Available Storage in Galvani

This page describes how Galvani deals with data storage. Right now the storage solution for Galvani and Galvani is the same.

Note

We are decommissioning QB in 2024 with the storage being all NVMe Lustre. Beegfs will also be decommissioned.

On Storage Availability and Backups

Please note that storage space and services on Galvani is provided as is. We cannot guarantee high availability and back-up of any of our storage space, which refers to all storage on the ML Cloud.

Storage Quotas

Storage is a shared and limited resource and in a number of places we need to enforce quota to avoid that some script accidentally fills up the disk and the system becomes unusable for everybody.

Storage quota is specified in:

  • Space limit: affects the aggregated size of all your files or files of a group. When this limit is reached you or the group cannot store more data (new data or increasing file sizes) on the system.

Quota applies to specific folders

Often it is intended that storage quota applies to a specific folder on the file system. For example, the so-called HOME quota shall apply to your home folder $HOME.

Quota applies to snapshots

It is important to remember that the file system snapshots that are created impact your storage quota. This means that if you truncate and then delete a file, the reduce in quota will not be visible immediately, but it will have a delayed effect of about 14 days.

QB Storage

The main storage backend for your data in Galvani is a Quobyte storage cluster. The only things that are not stored on the backend are the root disks of VMs and bare-metal machines as wells as ephemeral disks of VMs.

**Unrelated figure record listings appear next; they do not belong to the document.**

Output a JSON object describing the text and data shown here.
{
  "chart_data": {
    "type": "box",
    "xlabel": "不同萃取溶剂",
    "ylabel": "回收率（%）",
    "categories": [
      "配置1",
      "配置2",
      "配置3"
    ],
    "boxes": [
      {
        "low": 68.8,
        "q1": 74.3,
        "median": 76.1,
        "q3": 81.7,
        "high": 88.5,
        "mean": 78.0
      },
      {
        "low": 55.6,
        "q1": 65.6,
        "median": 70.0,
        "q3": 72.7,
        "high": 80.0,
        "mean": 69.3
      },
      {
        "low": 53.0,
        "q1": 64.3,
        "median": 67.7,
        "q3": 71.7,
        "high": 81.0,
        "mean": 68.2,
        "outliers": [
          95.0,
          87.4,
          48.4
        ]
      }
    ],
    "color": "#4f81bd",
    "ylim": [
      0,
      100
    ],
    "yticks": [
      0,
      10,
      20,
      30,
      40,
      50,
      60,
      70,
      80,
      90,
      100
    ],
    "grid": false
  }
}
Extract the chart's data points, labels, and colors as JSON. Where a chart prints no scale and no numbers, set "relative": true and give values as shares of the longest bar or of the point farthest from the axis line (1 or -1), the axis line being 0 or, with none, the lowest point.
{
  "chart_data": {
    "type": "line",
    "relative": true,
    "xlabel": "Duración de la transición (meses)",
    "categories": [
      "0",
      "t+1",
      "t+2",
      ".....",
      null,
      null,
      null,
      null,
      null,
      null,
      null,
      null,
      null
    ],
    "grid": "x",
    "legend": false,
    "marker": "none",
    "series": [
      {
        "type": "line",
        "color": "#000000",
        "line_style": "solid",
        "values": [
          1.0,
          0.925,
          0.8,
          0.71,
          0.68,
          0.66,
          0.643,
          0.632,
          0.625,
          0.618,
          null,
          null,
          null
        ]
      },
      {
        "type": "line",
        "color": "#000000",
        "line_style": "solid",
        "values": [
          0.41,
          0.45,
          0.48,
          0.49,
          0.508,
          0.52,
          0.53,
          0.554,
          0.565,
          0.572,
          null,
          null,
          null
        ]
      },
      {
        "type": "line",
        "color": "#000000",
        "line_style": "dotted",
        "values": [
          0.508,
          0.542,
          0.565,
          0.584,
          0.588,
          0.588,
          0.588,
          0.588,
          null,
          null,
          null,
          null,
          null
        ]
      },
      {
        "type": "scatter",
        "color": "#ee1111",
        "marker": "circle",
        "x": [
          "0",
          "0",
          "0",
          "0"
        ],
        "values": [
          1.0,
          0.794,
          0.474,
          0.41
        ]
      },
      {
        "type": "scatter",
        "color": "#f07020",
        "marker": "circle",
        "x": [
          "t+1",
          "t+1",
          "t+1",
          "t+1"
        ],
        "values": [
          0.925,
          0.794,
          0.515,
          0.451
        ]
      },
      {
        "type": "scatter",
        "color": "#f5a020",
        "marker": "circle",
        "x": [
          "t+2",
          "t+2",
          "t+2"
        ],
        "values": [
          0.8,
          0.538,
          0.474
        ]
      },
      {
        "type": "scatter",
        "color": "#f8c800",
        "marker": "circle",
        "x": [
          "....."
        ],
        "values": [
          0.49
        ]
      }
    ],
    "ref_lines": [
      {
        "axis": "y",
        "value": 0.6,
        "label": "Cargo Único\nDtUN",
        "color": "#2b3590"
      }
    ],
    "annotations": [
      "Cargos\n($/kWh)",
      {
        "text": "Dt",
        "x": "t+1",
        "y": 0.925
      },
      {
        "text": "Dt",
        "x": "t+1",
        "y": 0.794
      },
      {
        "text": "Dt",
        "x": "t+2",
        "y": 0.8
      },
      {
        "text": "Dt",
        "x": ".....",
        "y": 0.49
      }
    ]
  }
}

The following table summarizes the different storage options:

Table 2.1 ML Cloud File Systems For Galvani

File System Quota Disc Type Filelocks Key Features
$HOME 20GB, ### files SSD No implicit filelocks Not intended for parallel or high-intensity file operations.
NOT intended to store input data, results or models.
NOT intended for usage to write jobs on HOME since such process might max out your quota and lead to inability to login.
$WORK Initial Quota: 8TB SSD No implicit filelocks Volume WORK can hold ~50 mln files.
The environment variable is set to /mnt/qb/work/YOUR_GROUP/YOUR_UID for each user.
This can be used to store input data and results with the quota limits in mind.
$WORK2 part of WORK quota SSD No implicit filelocks WORK2 is a different volume, but still part of your WORK quota
$WORK3 part of WORK quota SSD No implicit filelocks WORK3 is a different volume, but still part of your WORK quota
$SCRATCH - SSD No implicit filelocks should be used to access local, temporary storage on compute nodes.
It is set to the folder /scratch_local/$SLURM_JOB_USER-$SLURM_JOBID.
Please note that this folder and everything in it will be deleted after the job finishes.
/mnt/qb/YOUR_GROUP 25TB HDD No implicit filelocks shared HDD volume for each group
/mnt/qb/datasets - SSD No implicit filelocks Accessible to all users. Read only on GPU nodes and writable for staging on login and cpu-only nodes.


Note

The separation ofWORK, WORK2, WORK3 in different volumes (while all three volumes comprise your group quota) was to spread the volumes for rebalancing purposes for the metadata.

QB Quotas and Freeing Space

The shared network volumes which provide $HOME, $WORK and /mnt/qb/datasets have user or group quotas in Galvani. You can query them with qinfo quota if your current working directory is part of those volumes.

There are two ways to delete/remove files and free quota:

  • rm file: although this command will romove the file, the quota size decrease will be reflected with a delay of app. 2 weeks if files were present at the latest QB metadata snapshot.
  • To free quota instantaneously use:
: > file
rm file

for a single file. For deleting a directory recursively use:

find DIRECTORY -type f ! -size 0c | parallel -X --progress truncate -s0
rm -rf DIRECTORY
  • using mv file /ouside/of/volume/ might not free quota instantaneously. Instead use:
cp file /ouside/of/volume/
: > file
rm file

Note

Truncating any files within your conda environments, dirs and packages most likely corrupts your environments and might required you to rebuild them from scratch.